The Times makes good on the second part of their headline by rolling out a false choice about funding. How can we possibly pay for x when we should be paying for y and z? This is their main claim. This argument is so typical of Times editorials that the move should be called "pulling an ST." After all, they used the same line against funding ST3. Hahahahahahah—that's a local politics joke! This sub-beat is hard.

Anyway, the latest iteration goes like this. They rightly bemoan cuts to public health and criminal justice programs and classically bemoan the number of potholes that need to be filled. Then they say they love the arts, but, "Constantine’s timing is terrible, and voters should question his priorities at a time when so many county services...are suffering."

First of all, Constantine has already asked voters if they want to tax themselves to pay for criminal justice programs. In 2010, he proposed King County Proposition 1, which would have increased the sales tax by .2 percent to help keep cops in schools and in rural areas. The voters rejected it. Either the Times isn't listening to the voters, or they forgot they endorsed that proposal.

To the point of "priorities" and the timing being terrible. The people who run Cultural Access Washington, a sort of parent organization for Access for All, have been working on this initiative for nearly a decade.
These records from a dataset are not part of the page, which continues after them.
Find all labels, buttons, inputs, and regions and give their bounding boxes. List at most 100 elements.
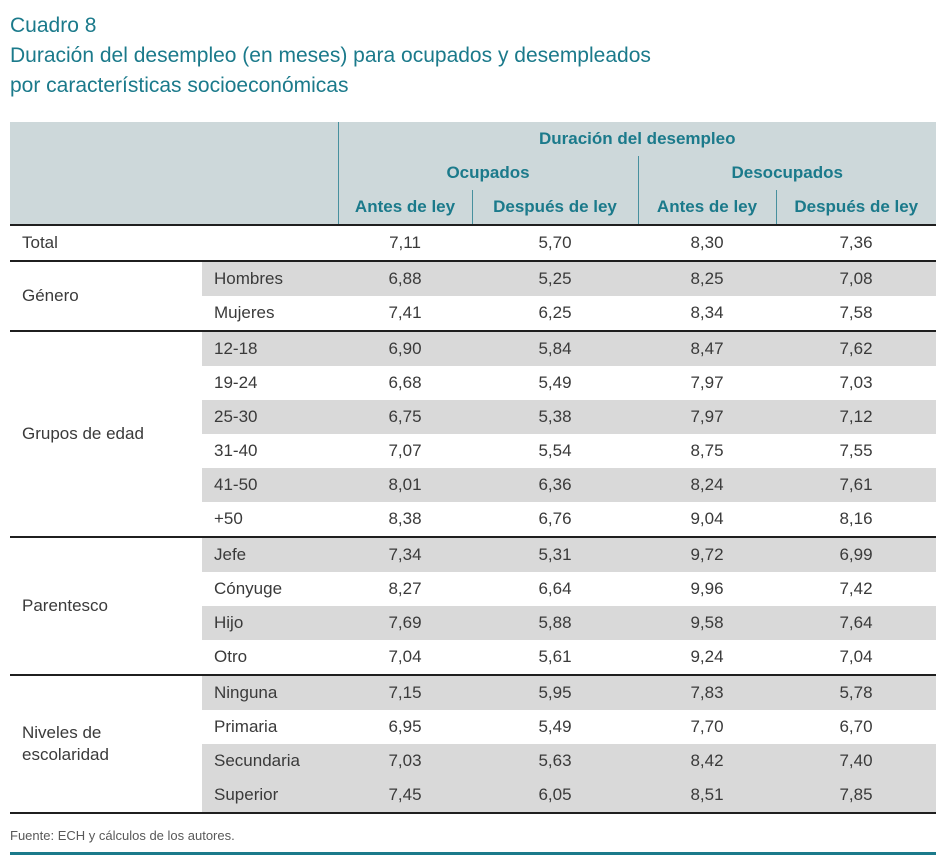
data-cell: 8,30 xyxy=(638,225,776,262)
data-cell: 6,90 xyxy=(338,331,472,367)
row-label: Jefe xyxy=(202,537,338,573)
data-cell: 5,95 xyxy=(472,675,638,711)
data-cell: 5,61 xyxy=(472,640,638,676)
group-label: Niveles de escolaridad xyxy=(10,675,202,814)
data-cell: 5,38 xyxy=(472,400,638,435)
row-19-24: 19-24 6,68 5,49 7,97 7,03 xyxy=(10,366,936,401)
row-label: 12-18 xyxy=(202,331,338,367)
data-cell: 8,27 xyxy=(338,572,472,607)
header-desocupados-despues: Después de ley xyxy=(775,190,936,226)
row-12-18: Grupos de edad 12-18 6,90 5,84 8,47 7,62 xyxy=(10,331,936,538)
data-cell: 6,25 xyxy=(472,296,638,332)
data-cell: 8,42 xyxy=(638,744,776,779)
bottom-rule xyxy=(10,852,936,856)
header-ocupados-despues: Después de ley xyxy=(471,190,638,226)
table-title: Duración del desempleo (en meses) para o… xyxy=(10,41,936,100)
data-cell: 5,88 xyxy=(472,606,638,641)
data-cell: 7,64 xyxy=(776,606,936,641)
data-cell: 7,40 xyxy=(776,744,936,779)
row-otro: Otro 7,04 5,61 9,24 7,04 xyxy=(10,640,936,676)
row-label: Cónyuge xyxy=(202,572,338,607)
header-desocupados-antes: Antes de ley xyxy=(637,190,776,226)
row-label: Hombres xyxy=(202,261,338,297)
row-25-30: 25-30 6,75 5,38 7,97 7,12 xyxy=(10,400,936,435)
data-cell: 7,83 xyxy=(638,675,776,711)
data-cell: 5,25 xyxy=(472,261,638,297)
data-cell: 7,12 xyxy=(776,400,936,435)
data-cell: 6,75 xyxy=(338,400,472,435)
header-row-top: Duración del desempleo xyxy=(10,122,936,157)
section-total: Total 7,11 5,70 8,30 7,36 xyxy=(10,225,936,262)
row-label: +50 xyxy=(202,502,338,538)
row-label: Secundaria xyxy=(202,744,338,779)
data-cell: 9,04 xyxy=(638,502,776,538)
data-cell: 9,96 xyxy=(638,572,776,607)
data-cell: 5,78 xyxy=(776,675,936,711)
data-cell: 6,76 xyxy=(472,502,638,538)
row-secundaria: Secundaria 7,03 5,63 8,42 7,40 xyxy=(10,744,936,779)
row-mas-50: +50 8,38 6,76 9,04 8,16 xyxy=(10,502,936,538)
data-cell: 7,04 xyxy=(338,640,472,676)
data-cell: 7,08 xyxy=(776,261,936,297)
row-label: Ninguna xyxy=(202,675,338,711)
data-cell: 7,62 xyxy=(776,331,936,367)
row-label: Primaria xyxy=(202,710,338,745)
row-hombres: Género Hombres 6,88 5,25 8,25 7,08 xyxy=(10,261,936,332)
data-cell: 7,04 xyxy=(776,640,936,676)
source-note: Fuente: ECH y cálculos de los autores. xyxy=(10,828,235,844)
group-label: Género xyxy=(10,261,202,332)
row-superior: Superior 7,45 6,05 8,51 7,85 xyxy=(10,778,936,814)
data-cell: 5,49 xyxy=(472,366,638,401)
data-cell: 8,16 xyxy=(776,502,936,538)
data-cell: 7,61 xyxy=(776,468,936,503)
data-cell: 5,49 xyxy=(472,710,638,745)
data-cell: 6,99 xyxy=(776,537,936,573)
table-header: Duración del desempleo Ocupados Desocupa… xyxy=(10,122,936,226)
header-desocupados: Desocupados xyxy=(637,156,936,191)
data-cell: 7,11 xyxy=(338,225,472,262)
data-cell: 7,42 xyxy=(776,572,936,607)
data-cell: 7,34 xyxy=(338,537,472,573)
row-label: Mujeres xyxy=(202,296,338,332)
row-label: Total xyxy=(10,225,338,262)
data-cell: 7,97 xyxy=(638,366,776,401)
header-blank xyxy=(10,156,338,191)
row-41-50: 41-50 8,01 6,36 8,24 7,61 xyxy=(10,468,936,503)
row-31-40: 31-40 7,07 5,54 8,75 7,55 xyxy=(10,434,936,469)
data-cell: 7,36 xyxy=(776,225,936,262)
data-cell: 6,05 xyxy=(472,778,638,814)
data-cell: 6,64 xyxy=(472,572,638,607)
data-cell: 7,03 xyxy=(338,744,472,779)
row-mujeres: Mujeres 7,41 6,25 8,34 7,58 xyxy=(10,296,936,332)
data-cell: 7,41 xyxy=(338,296,472,332)
table-title-line1: Duración del desempleo (en meses) para o… xyxy=(10,44,651,68)
section-genero: Género Hombres 6,88 5,25 8,25 7,08 Mujer… xyxy=(10,261,936,332)
data-cell: 7,69 xyxy=(338,606,472,641)
data-cell: 6,88 xyxy=(338,261,472,297)
data-cell: 9,72 xyxy=(638,537,776,573)
row-conyuge: Cónyuge 8,27 6,64 9,96 7,42 xyxy=(10,572,936,607)
data-cell: 8,01 xyxy=(338,468,472,503)
row-total: Total 7,11 5,70 8,30 7,36 xyxy=(10,225,936,262)
row-label: Hijo xyxy=(202,606,338,641)
row-hijo: Hijo 7,69 5,88 9,58 7,64 xyxy=(10,606,936,641)
data-cell: 9,58 xyxy=(638,606,776,641)
data-cell: 6,70 xyxy=(776,710,936,745)
data-cell: 7,58 xyxy=(776,296,936,332)
data-cell: 8,75 xyxy=(638,434,776,469)
data-cell: 7,03 xyxy=(776,366,936,401)
data-cell: 5,70 xyxy=(472,225,638,262)
section-parentesco: Parentesco Jefe 7,34 5,31 9,72 6,99 Cóny… xyxy=(10,537,936,676)
data-cell: 8,24 xyxy=(638,468,776,503)
header-ocupados-antes: Antes de ley xyxy=(337,190,472,226)
table-number: Cuadro 8 xyxy=(10,14,97,37)
data-cell: 7,55 xyxy=(776,434,936,469)
group-label: Parentesco xyxy=(10,537,202,676)
header-duracion-desempleo: Duración del desempleo xyxy=(337,122,936,157)
data-cell: 8,47 xyxy=(638,331,776,367)
header-blank xyxy=(10,122,338,157)
data-cell: 7,85 xyxy=(776,778,936,814)
row-label: 41-50 xyxy=(202,468,338,503)
data-table: Duración del desempleo Ocupados Desocupa… xyxy=(10,122,936,815)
Back in 2008, the Puget Sound Regional Council's Vision 2040 called for "investment in all of the region's people to create shared prosperity and to sustain a diversity of family wage jobs." What does that mean? The very next sentence explains what that means. "Investing in people means ensuring accessible and high quality education and skills training programs, fostering economic opportunities in distressed areas, and sustaining the region’s arts and cultural activity."

You cannot sustain the region's arts and cultural activity if you do not put a flute or a starfish in a child's hands, and you cannot sustain the region's arts and cultural activity if low-income people can't afford to walk through the doors of cultural institutions. With this initiative, the executive office is showing that they're taking the regional council's advice for growth seriously, and that they recognize how crucial the city's arts, science, and cultural organizations are to spurring and sustaining that growth.

But the state legislature only gave Constantine the authority to ask voters if we want to pay for children and low-income families to be educated in the arts and sciences two legislative sessions ago. (That bill, by the way, was a bipartisan effort sponsored by the late Republican state senator Andy Hill.)

The Times knows full well that particular authority cannot be used to pay for anything other than an initiative that supports arts, science, and culture. And they have to make it a sales tax because, as the Times also knows full well, Tim Eyman's stupid Initiative 747 arbitrarily caps King County property taxes at 1 percent, which is why we're in all of this budget trouble in the first place. So Constantine's "timing" is a function of the process, not evidence that he's more concerned with funding arts and science education than public health or criminal justice.

Yes, Access for All is a regressive sales tax, as the Times also points out. Cool. Talk to me when you're ready to argue in favor of a statewide income tax.

In the meantime, Access for All sunsets after seven years and forces all major participating organizations to file annual reports with 4Culture, the county's cultural services agency. If they're not serving low-income people and "communities of opportunity" the most, they'll have to adjust their programming in order to do so.

Don't let the Times fool you. This initiative looks necessary, fair, and inspiring.